NewsBusters: Embarrassing themselves on a daily basis since 2005
Written by Ben Dimiero
Published
NewsBusters' Ken Shepherd sneaks in right before the deadline with the runaway winner for “Worst Example of Purported Liberal Media Bias of the Week.” His latest blockbuster scoop is headlined: MSNBC Promo Narrator Also Does Work for Pro-ObamaCare Group. Take it away, Ken:
But it's not just the on-camera talent that has all the fun cheerleading liberal policies. It seems a promotional ad narrator for MSNBC also does voiceover work for a pro-ObamaCare group, Health Care for America Now (HCAN).
I noticed the HCAN ad at 11:20 a.m. EDT today and worked up a mashup featuring excerpts of the HCAN ad and a promo for tonight's MSNBC programming.

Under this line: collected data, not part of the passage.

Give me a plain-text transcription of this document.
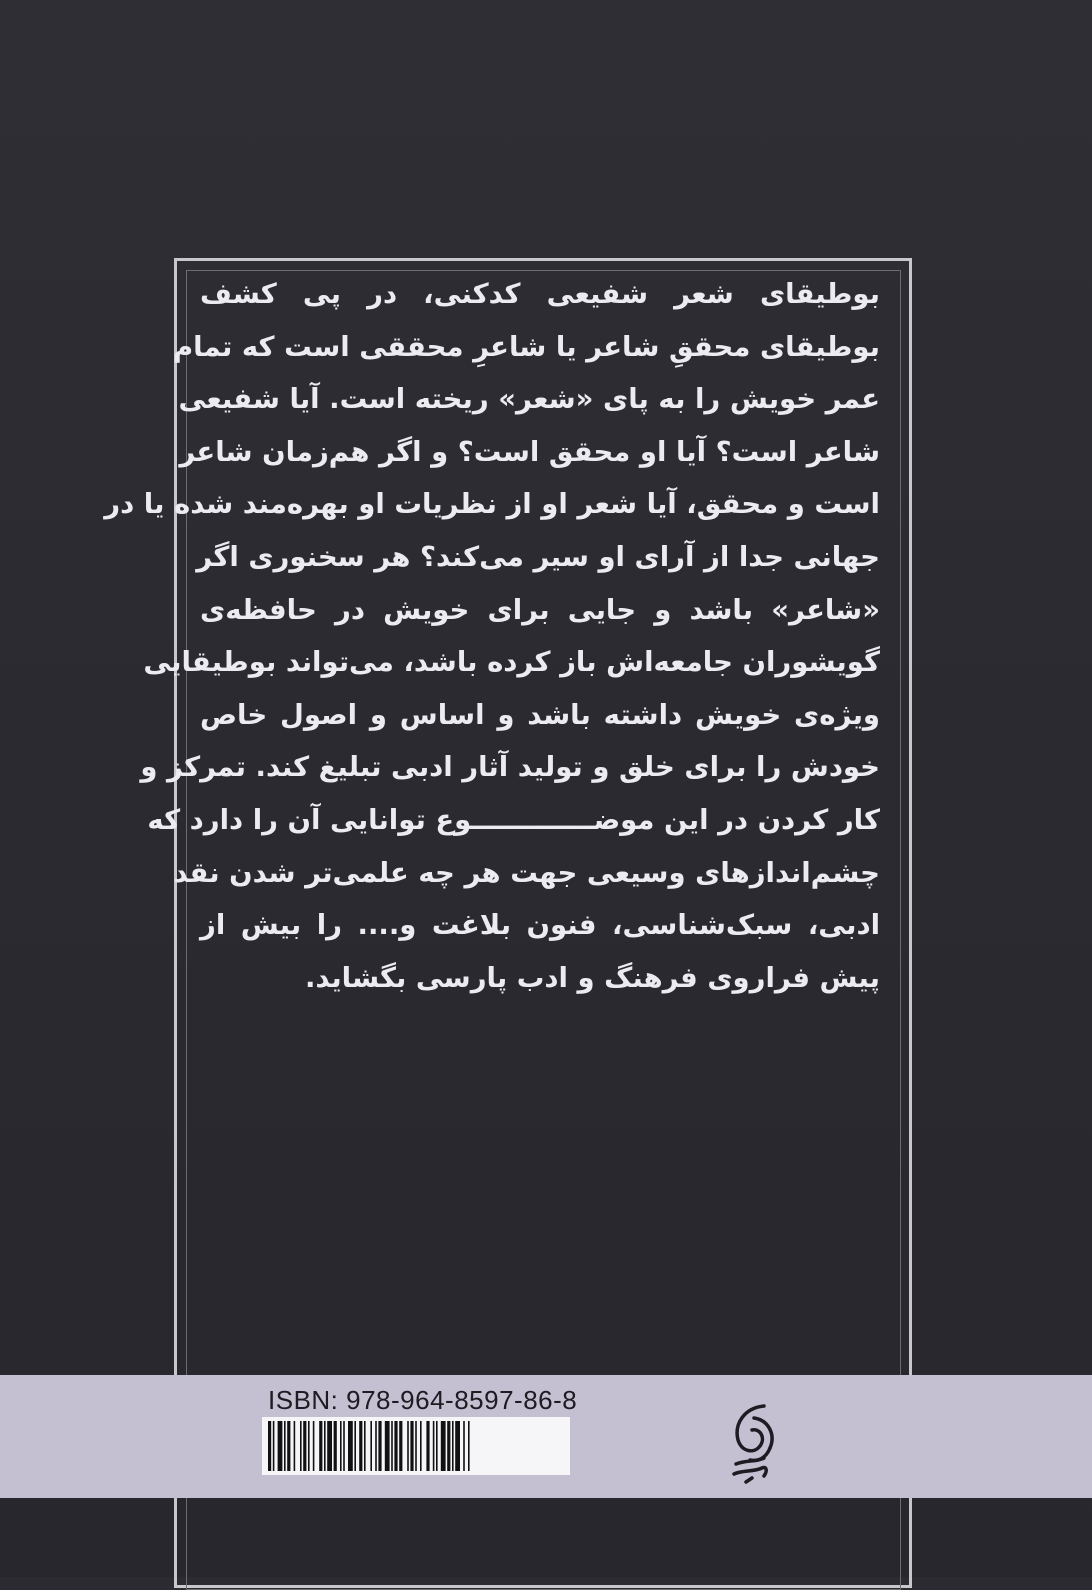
بوطیقای شعر شفیعی کدکنی، در پی کشف
بوطیقای محققِ شاعر یا شاعرِ محققی است که تمام
عمر خویش را به پای «شعر» ریخته است. آیا شفیعی
شاعر است؟ آیا او محقق است؟ و اگر هم‌زمان شاعر
است و محقق، آیا شعر او از نظریات او بهره‌مند شده یا در
جهانی جدا از آرای او سیر می‌کند؟ هر سخنوری اگر
«شاعر» باشد و جایی برای خویش در حافظه‌ی
گویشوران جامعه‌اش باز کرده باشد، می‌تواند بوطیقایی
ویژه‌ی خویش داشته باشد و اساس و اصول خاص
خودش را برای خلق و تولید آثار ادبی تبلیغ کند. تمرکز و
کار کردن در این موضـــــــــــــوع توانایی آن را دارد که
چشم‌اندازهای وسیعی جهت هر چه علمی‌تر شدن نقد
ادبی، سبک‌شناسی، فنون بلاغت و.... را بیش از
پیش فراروی فرهنگ و ادب پارسی بگشاید.
ISBN: 978-964-8597-86-8
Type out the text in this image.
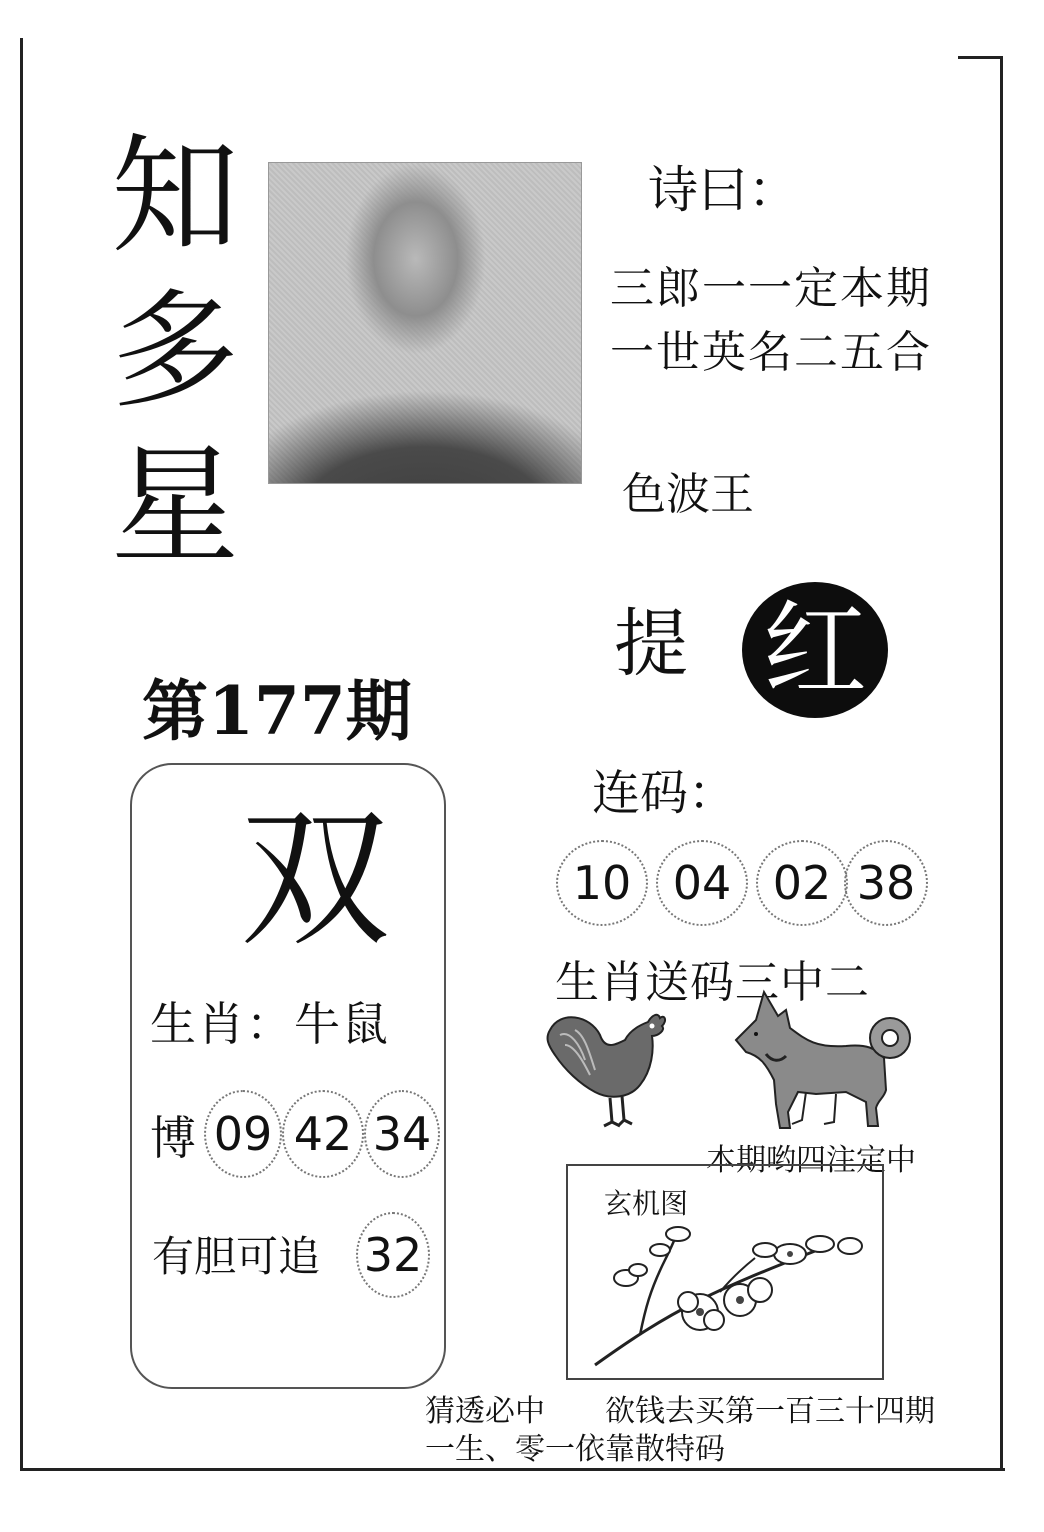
知
多
星
诗曰：
三郎一一定本期
一世英名二五合
色波王
提 红
第177期
双
生肖：牛鼠
博 09 42 34
有胆可追 32
连码：
10 04 02 38
生肖送码三中二
本期哟四注定中
玄机图
猜透必中　　欲钱去买第一百三十四期
一生、零一依靠散特码
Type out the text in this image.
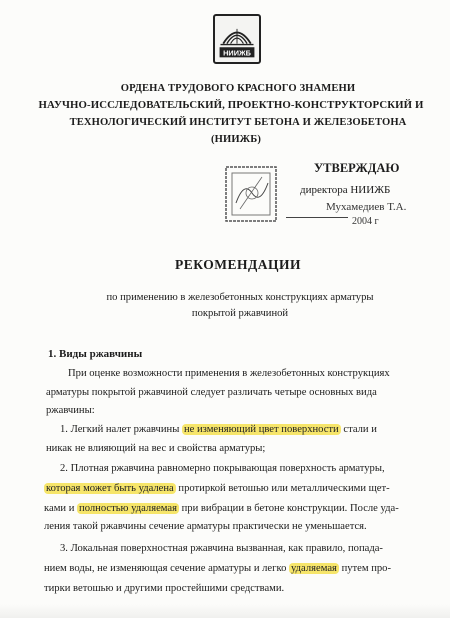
НИИЖБ
ОРДЕНА ТРУДОВОГО КРАСНОГО ЗНАМЕНИ
НАУЧНО-ИССЛЕДОВАТЕЛЬСКИЙ, ПРОЕКТНО-КОНСТРУКТОРСКИЙ И
ТЕХНОЛОГИЧЕСКИЙ ИНСТИТУТ БЕТОНА И ЖЕЛЕЗОБЕТОНА
(НИИЖБ)
УТВЕРЖДАЮ
директора НИИЖБ
Мухамедиев Т.А.
2004 г
РЕКОМЕНДАЦИИ
по применению в железобетонных конструкциях арматуры
покрытой ржавчиной
1. Виды ржавчины
При оценке возможности применения в железобетонных конструкциях
арматуры покрытой ржавчиной следует различать четыре основных вида
ржавчины:
1. Легкий налет ржавчины не изменяющий цвет поверхности стали и
никак не влияющий на вес и свойства арматуры;
2. Плотная ржавчина равномерно покрывающая поверхность арматуры,
которая может быть удалена протиркой ветошью или металлическими щет-
ками и полностью удаляемая при вибрации в бетоне конструкции. После уда-
ления такой ржавчины сечение арматуры практически не уменьшается.
3. Локальная поверхностная ржавчина вызванная, как правило, попада-
нием воды, не изменяющая сечение арматуры и легко удаляемая путем про-
тирки ветошью и другими простейшими средствами.
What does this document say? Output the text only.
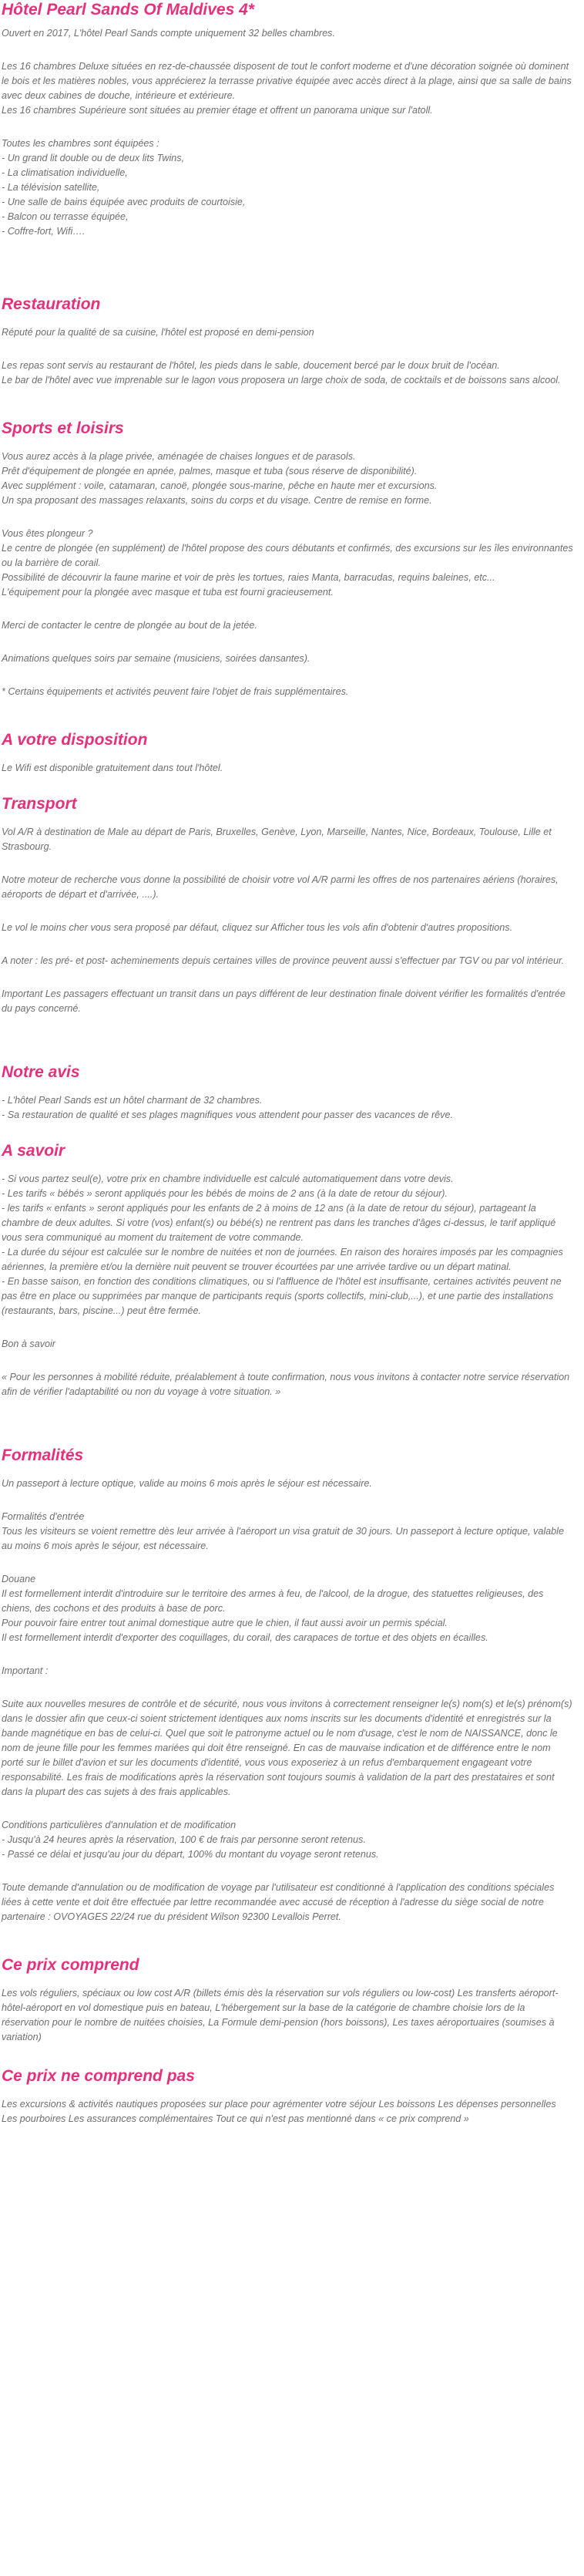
Hôtel Pearl Sands Of Maldives 4*

Ouvert en 2017, L'hôtel Pearl Sands compte uniquement 32 belles chambres.

Les 16 chambres Deluxe situées en rez-de-chaussée disposent de tout le confort moderne et d'une décoration soignée où dominent le bois et les matières nobles, vous apprécierez la terrasse privative équipée avec accès direct à la plage, ainsi que sa salle de bains avec deux cabines de douche, intérieure et extérieure.

Les 16 chambres Supérieure sont situées au premier étage et offrent un panorama unique sur l'atoll.

Toutes les chambres sont équipées :

- Un grand lit double ou de deux lits Twins,
- La climatisation individuelle,
- La télévision satellite,
- Une salle de bains équipée avec produits de courtoisie,
- Balcon ou terrasse équipée,
- Coffre-fort, Wifi….
Restauration

Réputé pour la qualité de sa cuisine, l'hôtel est proposé en demi-pension

Les repas sont servis au restaurant de l'hôtel, les pieds dans le sable, doucement bercé par le doux bruit de l'océan.

Le bar de l'hôtel avec vue imprenable sur le lagon vous proposera un large choix de soda, de cocktails et de boissons sans alcool.

Sports et loisirs
Vous aurez accès à la plage privée, aménagée de chaises longues et de parasols.
Prêt d'équipement de plongée en apnée, palmes, masque et tuba (sous réserve de disponibilité).
Avec supplément : voile, catamaran, canoë, plongée sous-marine, pêche en haute mer et excursions.
Un spa proposant des massages relaxants, soins du corps et du visage. Centre de remise en forme.
Vous êtes plongeur ?
Le centre de plongée (en supplément) de l'hôtel propose des cours débutants et confirmés, des excursions sur les îles environnantes ou la barrière de corail.
Possibilité de découvrir la faune marine et voir de près les tortues, raies Manta, barracudas, requins baleines, etc...
L'équipement pour la plongée avec masque et tuba est fourni gracieusement.

Merci de contacter le centre de plongée au bout de la jetée.

Animations quelques soirs par semaine (musiciens, soirées dansantes).

* Certains équipements et activités peuvent faire l'objet de frais supplémentaires.

A votre disposition

Le Wifi est disponible gratuitement dans tout l'hôtel.

Transport

Vol A/R à destination de Male au départ de Paris, Bruxelles, Genève, Lyon, Marseille, Nantes, Nice, Bordeaux, Toulouse, Lille et Strasbourg.

Notre moteur de recherche vous donne la possibilité de choisir votre vol A/R parmi les offres de nos partenaires aériens (horaires, aéroports de départ et d'arrivée, ....).

Le vol le moins cher vous sera proposé par défaut, cliquez sur Afficher tous les vols afin d'obtenir d'autres propositions.

A noter : les pré- et post- acheminements depuis certaines villes de province peuvent aussi s'effectuer par TGV ou par vol intérieur.

Important Les passagers effectuant un transit dans un pays différent de leur destination finale doivent vérifier les formalités d'entrée du pays concerné.

Notre avis
- L'hôtel Pearl Sands est un hôtel charmant de 32 chambres.
- Sa restauration de qualité et ses plages magnifiques vous attendent pour passer des vacances de rêve.
A savoir
- Si vous partez seul(e), votre prix en chambre individuelle est calculé automatiquement dans votre devis.
- Les tarifs « bébés » seront appliqués pour les bébés de moins de 2 ans (à la date de retour du séjour).
- les tarifs « enfants » seront appliqués pour les enfants de 2 à moins de 12 ans (à la date de retour du séjour), partageant la chambre de deux adultes. Si votre (vos) enfant(s) ou bébé(s) ne rentrent pas dans les tranches d'âges ci-dessus, le tarif appliqué vous sera communiqué au moment du traitement de votre commande.
- La durée du séjour est calculée sur le nombre de nuitées et non de journées. En raison des horaires imposés par les compagnies aériennes, la première et/ou la dernière nuit peuvent se trouver écourtées par une arrivée tardive ou un départ matinal.
- En basse saison, en fonction des conditions climatiques, ou si l'affluence de l'hôtel est insuffisante, certaines activités peuvent ne pas être en place ou supprimées par manque de participants requis (sports collectifs, mini-club,...), et une partie des installations (restaurants, bars, piscine...) peut être fermée.

Bon à savoir

« Pour les personnes à mobilité réduite, préalablement à toute confirmation, nous vous invitons à contacter notre service réservation afin de vérifier l'adaptabilité ou non du voyage à votre situation. »

Formalités

Un passeport à lecture optique, valide au moins 6 mois après le séjour est nécessaire.

Formalités d'entrée
Tous les visiteurs se voient remettre dès leur arrivée à l'aéroport un visa gratuit de 30 jours. Un passeport à lecture optique, valable au moins 6 mois après le séjour, est nécessaire.
Douane
Il est formellement interdit d'introduire sur le territoire des armes à feu, de l'alcool, de la drogue, des statuettes religieuses, des chiens, des cochons et des produits à base de porc.
Pour pouvoir faire entrer tout animal domestique autre que le chien, il faut aussi avoir un permis spécial.
Il est formellement interdit d'exporter des coquillages, du corail, des carapaces de tortue et des objets en écailles.

Important :

Suite aux nouvelles mesures de contrôle et de sécurité, nous vous invitons à correctement renseigner le(s) nom(s) et le(s) prénom(s) dans le dossier afin que ceux-ci soient strictement identiques aux noms inscrits sur les documents d'identité et enregistrés sur la bande magnétique en bas de celui-ci. Quel que soit le patronyme actuel ou le nom d'usage, c'est le nom de NAISSANCE, donc le nom de jeune fille pour les femmes mariées qui doit être renseigné. En cas de mauvaise indication et de différence entre le nom porté sur le billet d'avion et sur les documents d'identité, vous vous exposeriez à un refus d'embarquement engageant votre responsabilité. Les frais de modifications après la réservation sont toujours soumis à validation de la part des prestataires et sont dans la plupart des cas sujets à des frais applicables.

Conditions particulières d'annulation et de modification
- Jusqu'à 24 heures après la réservation, 100 € de frais par personne seront retenus.
- Passé ce délai et jusqu'au jour du départ, 100% du montant du voyage seront retenus.

Toute demande d'annulation ou de modification de voyage par l'utilisateur est conditionné à l'application des conditions spéciales liées à cette vente et doit être effectuée par lettre recommandée avec accusé de réception à l'adresse du siège social de notre partenaire : OVOYAGES 22/24 rue du président Wilson 92300 Levallois Perret.

Ce prix comprend

Les vols réguliers, spéciaux ou low cost A/R (billets émis dès la réservation sur vols réguliers ou low-cost) Les transferts aéroport-hôtel-aéroport en vol domestique puis en bateau, L'hébergement sur la base de la catégorie de chambre choisie lors de la réservation pour le nombre de nuitées choisies, La Formule demi-pension (hors boissons), Les taxes aéroportuaires (soumises à variation)

Ce prix ne comprend pas

Les excursions & activités nautiques proposées sur place pour agrémenter votre séjour Les boissons Les dépenses personnelles Les pourboires Les assurances complémentaires Tout ce qui n'est pas mentionné dans « ce prix comprend »
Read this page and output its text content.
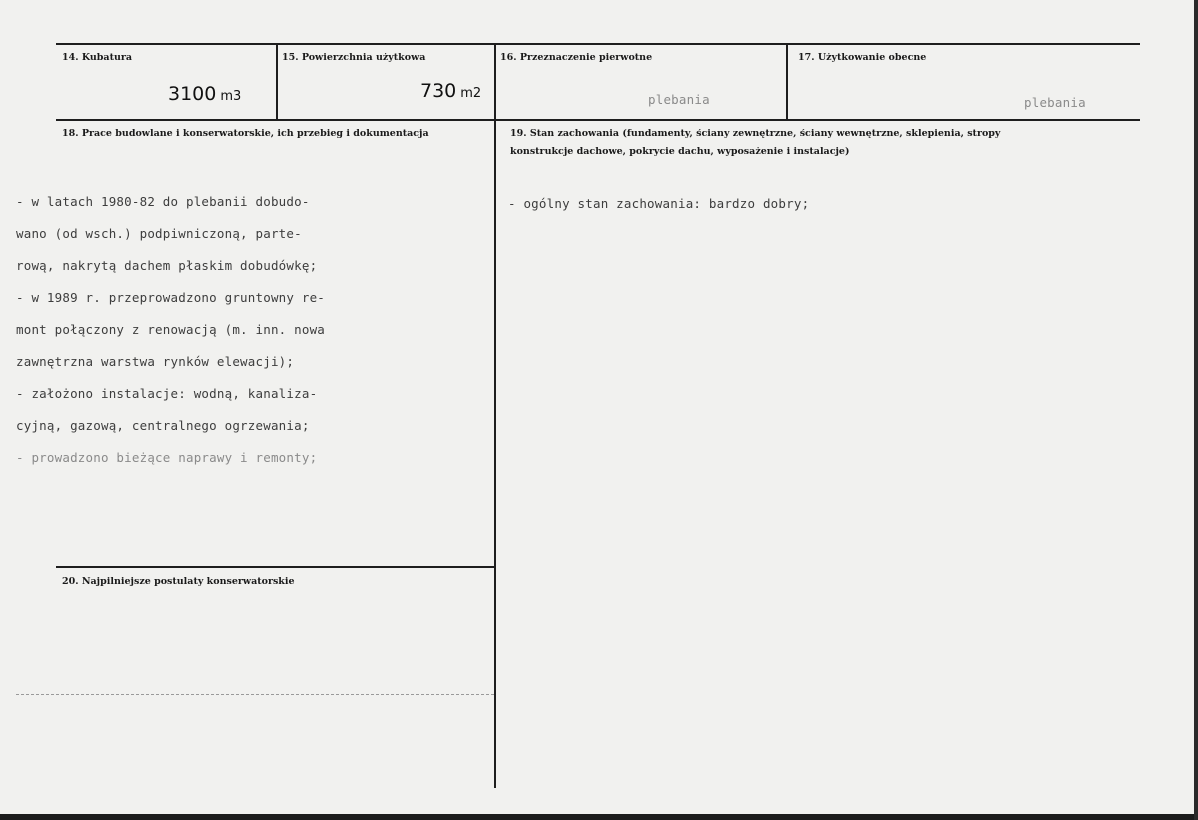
14. Kubatura
3100 m3
15. Powierzchnia użytkowa
730 m2
16. Przeznaczenie pierwotne
plebania
17. Użytkowanie obecne
plebania
18. Prace budowlane i konserwatorskie, ich przebieg i dokumentacja
- w latach 1980-82 do plebanii dobudo-
wano (od wsch.) podpiwniczoną, parte-
rową, nakrytą dachem płaskim dobudówkę;
- w 1989 r. przeprowadzono gruntowny re-
mont połączony z renowacją (m. inn. nowa
zawnętrzna warstwa rynków elewacji);
- założono instalacje: wodną, kanaliza-
cyjną, gazową, centralnego ogrzewania;
- prowadzono bieżące naprawy i remonty;
19. Stan zachowania (fundamenty, ściany zewnętrzne, ściany wewnętrzne, sklepienia, stropy
konstrukcje dachowe, pokrycie dachu, wyposażenie i instalacje)
- ogólny stan zachowania: bardzo dobry;
20. Najpilniejsze postulaty konserwatorskie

You can watch for yourself, but a quick note for Shepherd: when your video hinges on the premise of people being disturbed by a narrator saying things like “What's MSNBC talking about tonight?” and “MSNBC: The Place for Politics,” you probably don't have much of an argument. Though in Shepherd's defense, I could definitely detect the narrator subliminally encouraging a public option in the way he pronounced “tonight.”
Helpfully, Shepherd does most of the work demolishing the entire point of his post with his final paragraph:
NBC Universal's Alana Russo informed NewsBusters via e-mail that MSNBC's announcers are freelancers, “not in-house staff employees.” Asked if there were any “contractual limitations” barring those freelancers from “doing political ads while under contract with MSNBC,” Russo answered that "[t]hey do not have exclusive contracts with MSNBC."
I have spent the better part of an hour trying to determine how Shepherd thought this was worth posting after receiving a perfectly reasonable response from MSNBC. The narrator is a freelancer. Let's hope Shepherd doesn't hear the same narrator in a promo for Dan Brown's latest DC-based thriller -- he'll be connecting those dots for weeks.
Here at County Fair, we have made it a bit of a cottage industry mocking the blog commonly seen as our counterpart on the right, and with good reason. By comparison, let's have a look at what an actual conflict of interest surrounding health care reform coverage at a major news outlet looks like, courtesy of fellow County Fair blogger Matt Gertz:
Media Matters for America has obtained evidence that CNN contributor Alex Castellanos' political consulting firm, National Media, is the ad buyer for the insurance industry group America's Health Insurance Plan's (AHIP) new ad blitz attacking Democratic health reform plans. CNN has a responsibility to insure that Castellanos' obvious conflict of interest does not tarnish their future coverage of the health care debate.
One of these things is not like the other.